DSIJ Intelligence / 06 Sep 2012

The production lockdown affected Maruti is making its way towards getting back on track with serious policy and security measures to ensure regaining market standing.

The more than a month long facility lockdown has cost the company a boatload but Maruti is slowly making its way towards getting back on track. “By October end we will try to regain our lost production,” said a senior official of Maruti Suzuki India Limited (MSIL) yesterday, a month and a half after the outburst at the company’s Manesar plant. The effect of the occurrences on July 18, 2012 lasted more than a month in terms of a production halt and a few thousand crore rupees in terms of losses.

All that over and done with, the management decided to commence production starting August 21, 2012 with enhanced security measures and severe policy changes. This initiation of production anew started off on a small note with a workforce of 300 working on rolling out 150 units per day (a tenth of the production capacity of the facility). This was to be scaled up gradually as the company had sacked a third of the permanent workforce and had made policy changes to ensure ruling out the use of contract workers.

This brutally affected production cycle resulted in the company’s inventory drying out and sales dipping to lows in the month of August 2012. The YoY sales volume growth figures of MSIL for August 2012 suggest an overall drop of 40.78 per cent in total sales. The scenario is now returning to one of normalcy in a gradual manner and according to a senior official, “Almost all the remaining permanent workers have resumed duties and the production is scaling up accordingly.”

Commenting on the process of the regularisation of contract workers, MSIL’s chief operating officer for supply chain, S Maitra, said, “The regularisation of contract workers and new recruitments are going on and this will be over in the next 10 days. By the last week of September, our total manpower will be in place at the Manesar plant.”
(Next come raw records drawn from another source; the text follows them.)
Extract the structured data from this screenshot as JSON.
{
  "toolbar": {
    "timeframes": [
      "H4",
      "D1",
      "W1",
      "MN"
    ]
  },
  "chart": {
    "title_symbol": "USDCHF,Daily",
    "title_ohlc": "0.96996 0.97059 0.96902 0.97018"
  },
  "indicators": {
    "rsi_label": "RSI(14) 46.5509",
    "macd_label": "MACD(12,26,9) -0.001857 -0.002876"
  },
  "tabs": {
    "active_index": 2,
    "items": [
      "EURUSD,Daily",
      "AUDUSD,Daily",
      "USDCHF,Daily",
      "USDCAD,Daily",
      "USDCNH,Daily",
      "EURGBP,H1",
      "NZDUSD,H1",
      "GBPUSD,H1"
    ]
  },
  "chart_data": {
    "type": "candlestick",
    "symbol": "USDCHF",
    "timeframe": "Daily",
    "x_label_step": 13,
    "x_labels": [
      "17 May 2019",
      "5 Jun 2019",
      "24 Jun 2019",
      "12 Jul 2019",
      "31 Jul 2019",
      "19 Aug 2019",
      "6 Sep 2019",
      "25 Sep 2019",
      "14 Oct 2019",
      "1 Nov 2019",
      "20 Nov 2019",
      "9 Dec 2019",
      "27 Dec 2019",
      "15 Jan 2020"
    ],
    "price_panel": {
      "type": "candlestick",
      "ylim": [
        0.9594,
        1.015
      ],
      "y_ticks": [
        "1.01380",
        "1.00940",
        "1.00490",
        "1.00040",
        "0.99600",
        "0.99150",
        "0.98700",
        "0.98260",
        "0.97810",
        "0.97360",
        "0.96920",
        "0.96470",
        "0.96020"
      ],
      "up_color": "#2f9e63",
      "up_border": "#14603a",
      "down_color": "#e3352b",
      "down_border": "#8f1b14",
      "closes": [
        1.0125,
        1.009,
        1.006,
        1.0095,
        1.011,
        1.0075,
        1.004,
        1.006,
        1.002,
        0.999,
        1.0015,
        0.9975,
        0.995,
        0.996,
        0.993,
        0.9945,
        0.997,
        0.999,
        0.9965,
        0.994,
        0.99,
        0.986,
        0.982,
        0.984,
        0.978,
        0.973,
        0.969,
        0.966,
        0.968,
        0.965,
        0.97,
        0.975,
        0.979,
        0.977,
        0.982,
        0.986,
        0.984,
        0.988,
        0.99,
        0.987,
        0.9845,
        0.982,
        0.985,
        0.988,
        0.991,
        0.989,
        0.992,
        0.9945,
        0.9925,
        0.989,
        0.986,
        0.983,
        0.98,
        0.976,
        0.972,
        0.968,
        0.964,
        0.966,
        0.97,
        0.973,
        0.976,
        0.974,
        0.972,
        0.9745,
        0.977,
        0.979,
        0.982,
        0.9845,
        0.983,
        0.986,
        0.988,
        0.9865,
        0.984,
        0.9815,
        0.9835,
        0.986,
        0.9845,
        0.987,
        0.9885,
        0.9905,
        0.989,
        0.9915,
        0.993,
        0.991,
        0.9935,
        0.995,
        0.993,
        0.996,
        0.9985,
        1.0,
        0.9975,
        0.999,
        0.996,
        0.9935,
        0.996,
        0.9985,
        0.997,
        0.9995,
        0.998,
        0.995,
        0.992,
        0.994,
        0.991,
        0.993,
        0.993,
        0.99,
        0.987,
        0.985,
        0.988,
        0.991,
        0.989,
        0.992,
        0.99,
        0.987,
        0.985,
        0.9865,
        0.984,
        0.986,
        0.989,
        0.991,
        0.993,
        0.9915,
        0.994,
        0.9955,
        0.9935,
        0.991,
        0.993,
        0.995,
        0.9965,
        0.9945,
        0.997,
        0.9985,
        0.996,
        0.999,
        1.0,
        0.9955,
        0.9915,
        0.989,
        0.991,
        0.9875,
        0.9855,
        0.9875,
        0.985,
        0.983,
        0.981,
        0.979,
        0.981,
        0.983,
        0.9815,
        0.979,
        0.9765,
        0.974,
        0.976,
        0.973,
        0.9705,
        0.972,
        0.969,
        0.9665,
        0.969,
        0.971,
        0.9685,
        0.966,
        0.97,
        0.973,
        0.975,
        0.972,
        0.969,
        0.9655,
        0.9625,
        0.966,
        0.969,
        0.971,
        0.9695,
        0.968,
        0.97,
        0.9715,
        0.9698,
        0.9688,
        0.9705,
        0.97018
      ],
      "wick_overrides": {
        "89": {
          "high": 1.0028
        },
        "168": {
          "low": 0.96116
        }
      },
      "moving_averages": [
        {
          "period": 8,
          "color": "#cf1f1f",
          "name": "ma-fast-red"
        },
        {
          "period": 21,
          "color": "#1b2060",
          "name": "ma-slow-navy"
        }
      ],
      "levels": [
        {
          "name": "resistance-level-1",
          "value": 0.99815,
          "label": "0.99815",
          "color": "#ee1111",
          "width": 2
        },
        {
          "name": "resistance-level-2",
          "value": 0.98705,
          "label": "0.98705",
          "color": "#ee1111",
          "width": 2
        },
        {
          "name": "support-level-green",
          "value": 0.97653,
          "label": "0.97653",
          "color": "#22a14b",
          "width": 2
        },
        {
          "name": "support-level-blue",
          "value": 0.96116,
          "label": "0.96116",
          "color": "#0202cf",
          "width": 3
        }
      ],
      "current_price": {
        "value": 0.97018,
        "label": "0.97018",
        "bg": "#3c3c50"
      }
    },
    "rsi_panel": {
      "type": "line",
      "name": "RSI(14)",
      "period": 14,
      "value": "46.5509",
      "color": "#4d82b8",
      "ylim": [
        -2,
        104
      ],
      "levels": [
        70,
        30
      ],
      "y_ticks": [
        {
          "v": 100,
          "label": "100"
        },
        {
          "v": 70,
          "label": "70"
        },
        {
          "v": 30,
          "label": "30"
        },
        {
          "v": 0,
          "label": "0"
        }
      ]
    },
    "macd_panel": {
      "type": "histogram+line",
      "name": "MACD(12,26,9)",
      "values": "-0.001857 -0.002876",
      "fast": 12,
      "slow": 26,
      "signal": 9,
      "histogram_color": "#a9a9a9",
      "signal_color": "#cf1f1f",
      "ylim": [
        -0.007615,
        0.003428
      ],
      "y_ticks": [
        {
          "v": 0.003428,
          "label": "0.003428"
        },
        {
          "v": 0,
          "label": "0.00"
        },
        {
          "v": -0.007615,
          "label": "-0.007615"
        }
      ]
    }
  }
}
With things taking their pace as before and the demand for automobiles expected to pick up with the festive season, the company may be geared up to cope with what Q3 has to offer the market. Though the profitability of the company would be hit due to increased employee costs and repairs and refurbishment, at least the sales would bounce back. It would also be interesting to see how MSIL copes with the increased waiting periods resulting out of the company accepting orders regardless of the inventory getting phased out.